Frankenstein 90 (1984) from Tuna

I was expecting yet another Euro-Horror film (this week's releases are mostly horror genre) and got a very pleasant surprise. This film is actually a very enjoyable romantic comedy take on the Frankenstein story.

Victor Frankenstein (Jean Rochefort) is a professor who is secretly working on his ancestors' work. He has been stealing body parts from girlfriend Fiona Gélin's government research lab, and is short only a head, which the lab is not allowed to have. Someone sells him a head, and he creates Frank (Eddy Mitchell). Frank is cultured, large, very strong, has impeccable manners, and has no idea of right and wrong. Things begin to get difficult when Frank sees Victor and his girlfriend Elizabeth having sex. First he tries "cuddling" the maid, and crunches her, leaving a corpse to hide. Later, Frank is bothered by the man that sold the head to Victor, and does him in.


Vos shows everything, including full frontal, in clear light. Gélin shows breasts in bed with Victor, and again outside when Frank is trying to force himself on her. Several unidentified showgirls show breasts and buns in thongs.
Things come to a head when Frank grabs Gelin through an open window, and decides to "cuddle" with her. Once she gets over her rage at Victor for not being honest with her about Frank, the three of them decide they need to make a companion for Frank. They go to a nightclub and shop for what interests Frank in a woman.
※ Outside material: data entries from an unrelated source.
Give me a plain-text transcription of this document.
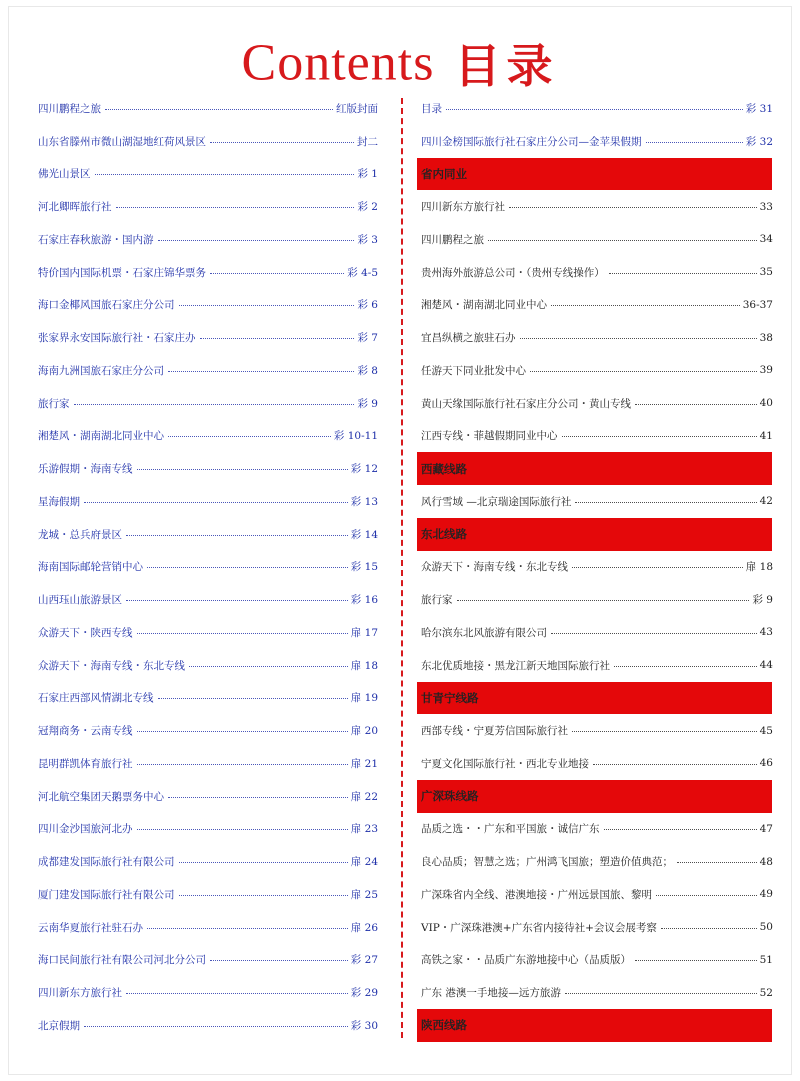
Contents 目录
四川鹏程之旅	红版封面
山东省滕州市微山湖湿地红荷风景区	封二
佛光山景区	彩 1
河北卿晖旅行社	彩 2
石家庄春秋旅游・国内游	彩 3
特价国内国际机票・石家庄锦华票务	彩 4-5
海口金椰风国旅石家庄分公司	彩 6
张家界永安国际旅行社・石家庄办	彩 7
海南九洲国旅石家庄分公司	彩 8
旅行家	彩 9
湘楚风・湖南湖北同业中心	彩 10-11
乐游假期・海南专线	彩 12
星海假期	彩 13
龙城・总兵府景区	彩 14
海南国际邮轮营销中心	彩 15
山西珏山旅游景区	彩 16
众游天下・陕西专线	扉 17
众游天下・海南专线・东北专线	扉 18
石家庄西部风情湖北专线	扉 19
冠翔商务・云南专线	扉 20
昆明群凯体育旅行社	扉 21
河北航空集团天鹅票务中心	扉 22
四川金沙国旅河北办	扉 23
成都建发国际旅行社有限公司	扉 24
厦门建发国际旅行社有限公司	扉 25
云南华夏旅行社驻石办	扉 26
海口民间旅行社有限公司河北分公司	彩 27
四川新东方旅行社	彩 29
北京假期	彩 30
目录	彩 31
四川金榜国际旅行社石家庄分公司—金苹果假期	彩 32
省内同业
四川新东方旅行社	33
四川鹏程之旅	34
贵州海外旅游总公司・（贵州专线操作）	35
湘楚风・湖南湖北同业中心	36-37
宜昌纵横之旅驻石办	38
任游天下同业批发中心	39
黄山天缘国际旅行社石家庄分公司・黄山专线	40
江西专线・菲越假期同业中心	41
西藏线路
风行雪域 —北京瑞途国际旅行社	42
东北线路
众游天下・海南专线・东北专线	扉 18
旅行家	彩 9
哈尔滨东北风旅游有限公司	43
东北优质地接・黑龙江新天地国际旅行社	44
甘青宁线路
西部专线・宁夏芳信国际旅行社	45
宁夏文化国际旅行社・西北专业地接	46
广深珠线路
品质之选・・广东和平国旅・诚信广东	47
良心品质；智慧之选；广州鸿飞国旅；塑造价值典范；	48
广深珠省内全线、港澳地接・广州远景国旅、黎明	49
VIP・广深珠港澳+广东省内接待社+会议会展考察	50
高铁之家・・品质广东游地接中心（品质版）	51
广东 港澳一手地接—远方旅游	52
陕西线路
Finally Victor explains that the ideal woman would have the face of one girl, the breasts of another, and the buns of a third. Next day, Frank shows up with a meat truck, and the three women are hanging dead inside. Victor decides it is time to go to the police, but they don't believe him, so Victor sets about making Adelaide (Herma Vos). I won't spoil any more of the plot.  

The Critics Vote

  • It won Best Actor and Best Screenplay at Fantasporto


The People Vote ...

IMDb guideline: 7.5 usually indicates a level of excellence, about like three and a half stars from the critics. 6.0 usually indicates lukewarm watchability, about like two and a half stars from the critics. The fives are generally not worthwhile unless they are really your kind of material, about like two stars from the critics. Films under five are generally awful even if you like that kind of film, equivalent to about one and a half stars from the critics or less, depending on just how far below five the rating is.
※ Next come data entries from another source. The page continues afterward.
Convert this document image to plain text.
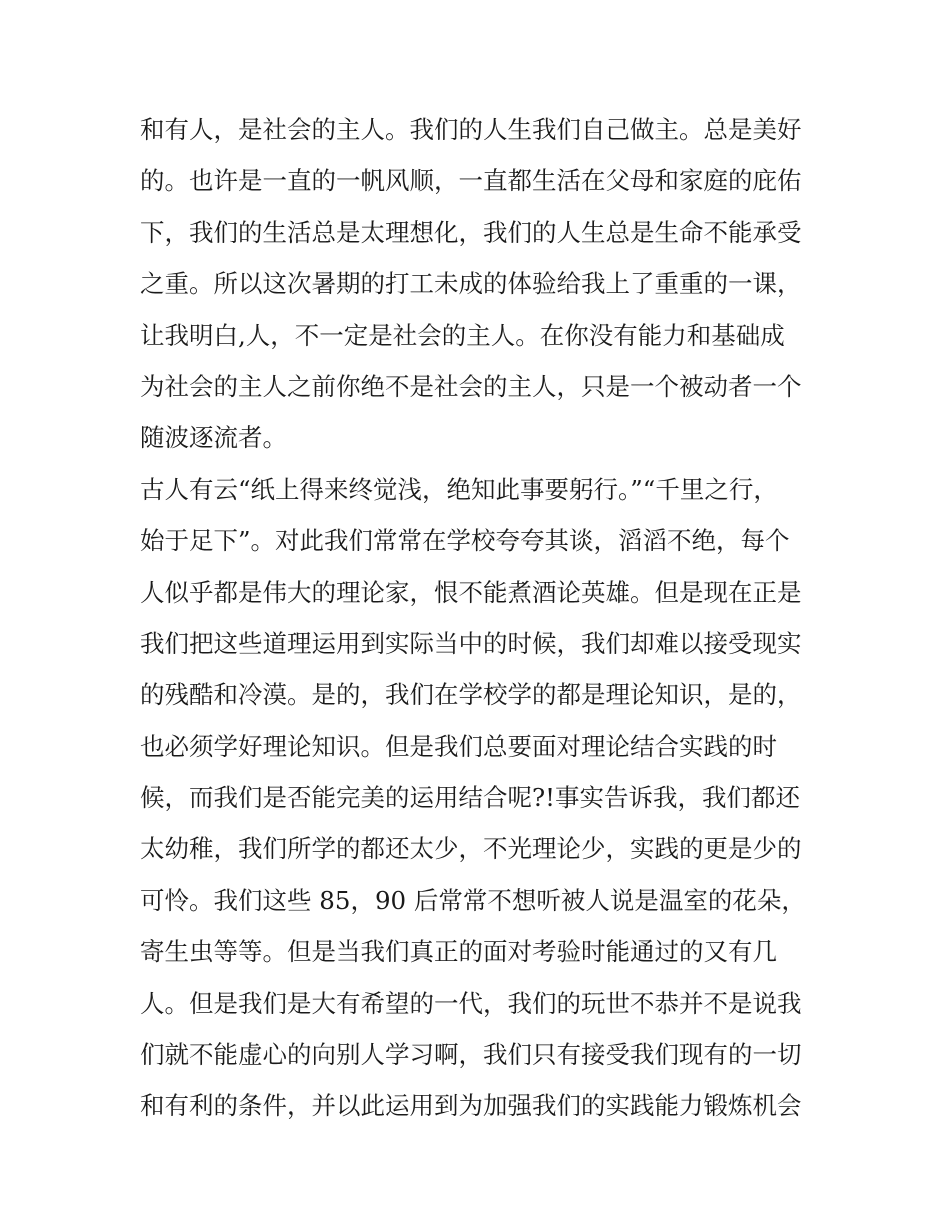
和有人，是社会的主人。我们的人生我们自己做主。总是美好
的。也许是一直的一帆风顺，一直都生活在父母和家庭的庇佑
下，我们的生活总是太理想化，我们的人生总是生命不能承受
之重。所以这次暑期的打工未成的体验给我上了重重的一课，
让我明白,人，不一定是社会的主人。在你没有能力和基础成
为社会的主人之前你绝不是社会的主人，只是一个被动者一个
随波逐流者。
古人有云“纸上得来终觉浅，绝知此事要躬行。”“千里之行，
始于足下”。对此我们常常在学校夸夸其谈，滔滔不绝，每个
人似乎都是伟大的理论家，恨不能煮酒论英雄。但是现在正是
我们把这些道理运用到实际当中的时候，我们却难以接受现实
的残酷和冷漠。是的，我们在学校学的都是理论知识，是的，
也必须学好理论知识。但是我们总要面对理论结合实践的时
候，而我们是否能完美的运用结合呢?!事实告诉我，我们都还
太幼稚，我们所学的都还太少，不光理论少，实践的更是少的
可怜。我们这些 85，90 后常常不想听被人说是温室的花朵，
寄生虫等等。但是当我们真正的面对考验时能通过的又有几
人。但是我们是大有希望的一代，我们的玩世不恭并不是说我
们就不能虚心的向别人学习啊，我们只有接受我们现有的一切
和有利的条件，并以此运用到为加强我们的实践能力锻炼机会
My own guideline: A means the movie is so good it will appeal to you even if you hate the genre. B means the movie is not good enough to win you over if you hate the genre, but is good enough to do so if you have an open mind about this type of film. C means it will only appeal to genre addicts, and has no crossover appeal. D means you'll hate it even if you like the genre. E means that you'll hate it even if you love the genre. F means that the film is not only unappealing across-the-board, but technically inept as well.

Based on this description, this film is a B-. I enjoyed it immensely. For those who hate French romantic comedy, don't worry, this is not typical. For those who don't like horror, don't worry, that is not what this is about. Unless you can't stand subtitles, you will enjoy this film. B-.